Tak ada manusia yang merasa lebih puas daripada dia yang baru saja berhasil menerangkan arti keberadaannya.
(Tinggal Matanya Berkedip-kedip, hal.22)
(Tinggal Matanya Berkedip-kedip, hal.22)
Tidak banyak yang tahu bahwa Ahmad Tohari menulis cerita pendek juga. Saya pun baru mengetahuinya lewat buku kumpulan 13 cerpen karya beliau ini. Kumpulan cerpen ini dimungkinkan untuk terbit pertama kalinya pada tahun 1989, atas bantuan dari Maman S. Mahayana yang bertindak sebagai compiler dan juga editor. Ketiga belas cerpen dalam buku ini disusun secara kronologis sesuai tahun terbitnya. Kecuali ‘Senyum Karyamin’ yang jadi judul buku. ‘Senyum Karyamin’ sendiri telah mengalami sembilan kali cetak ulang, terakhir pada bulan Juli 2013 lalu.

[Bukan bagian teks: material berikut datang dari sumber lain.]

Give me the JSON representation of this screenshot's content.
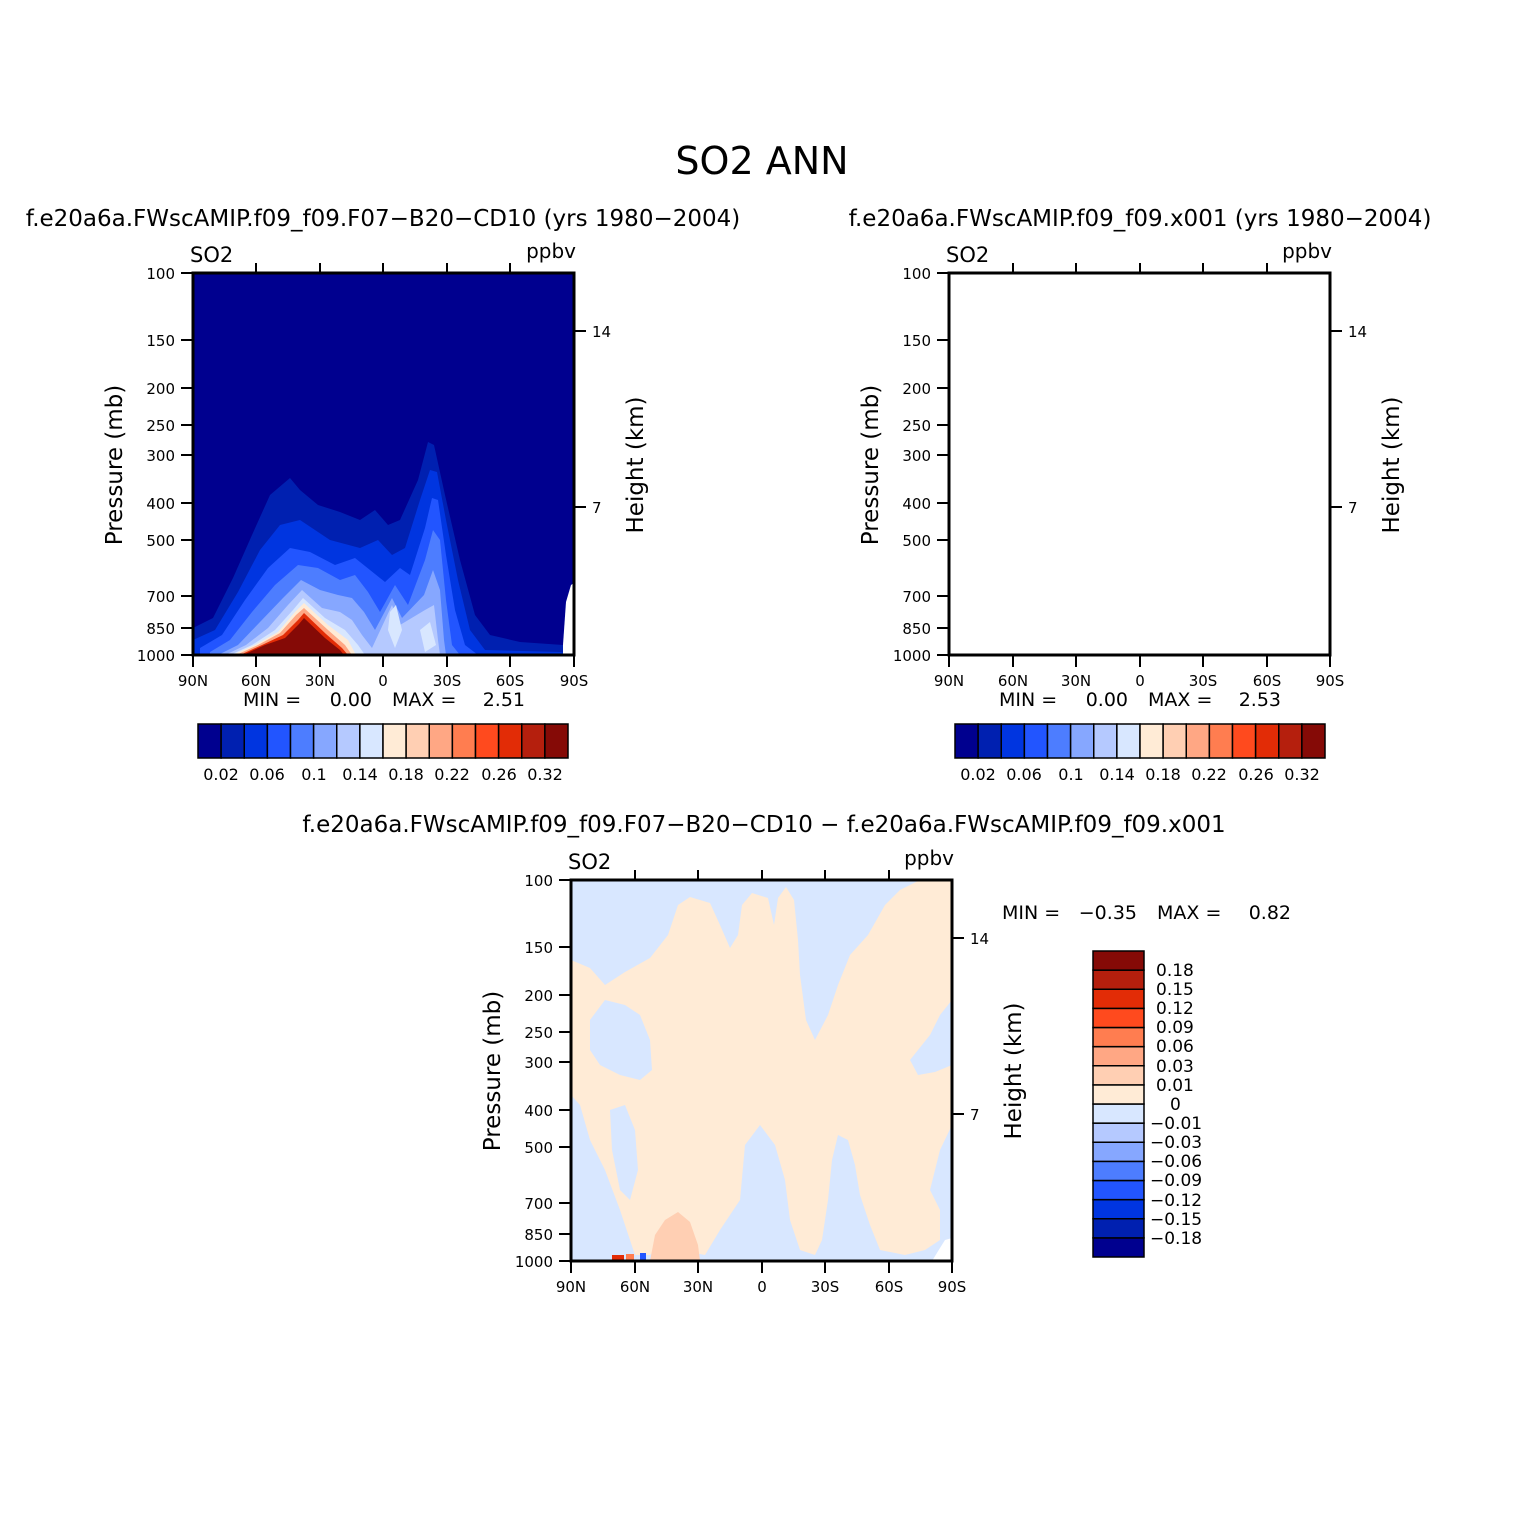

Dua cerpen pembuka, ‘Senyum Karyamin’ dan ‘Jasa-jasa Buat Sanwirya’ mengingatkan saya pada cerita awal pembuka dalam novel “Bekisar Merah”. Cerpen pertama mengingatkan saya pada tokoh utama yang sama mempunyai seorang istri yang menarik. Sedangkan, cerpen kedua justru lebih mengena karena bercerita mengenai kehidupan seorang penderes (penyadap nira kelapa) yang rentan bahaya. Cerpen ‘Si Minem Beranak Bayi’ menampilkan potret romantika kehidupan masyarakat desa yang masih tabu akan persalinan prematur. Kasdu, si pemeran utama, harus berperang melawan batinnya sendiri ketika harus menyampaikan berita kelahiran anaknya kepada kedua mertuanya.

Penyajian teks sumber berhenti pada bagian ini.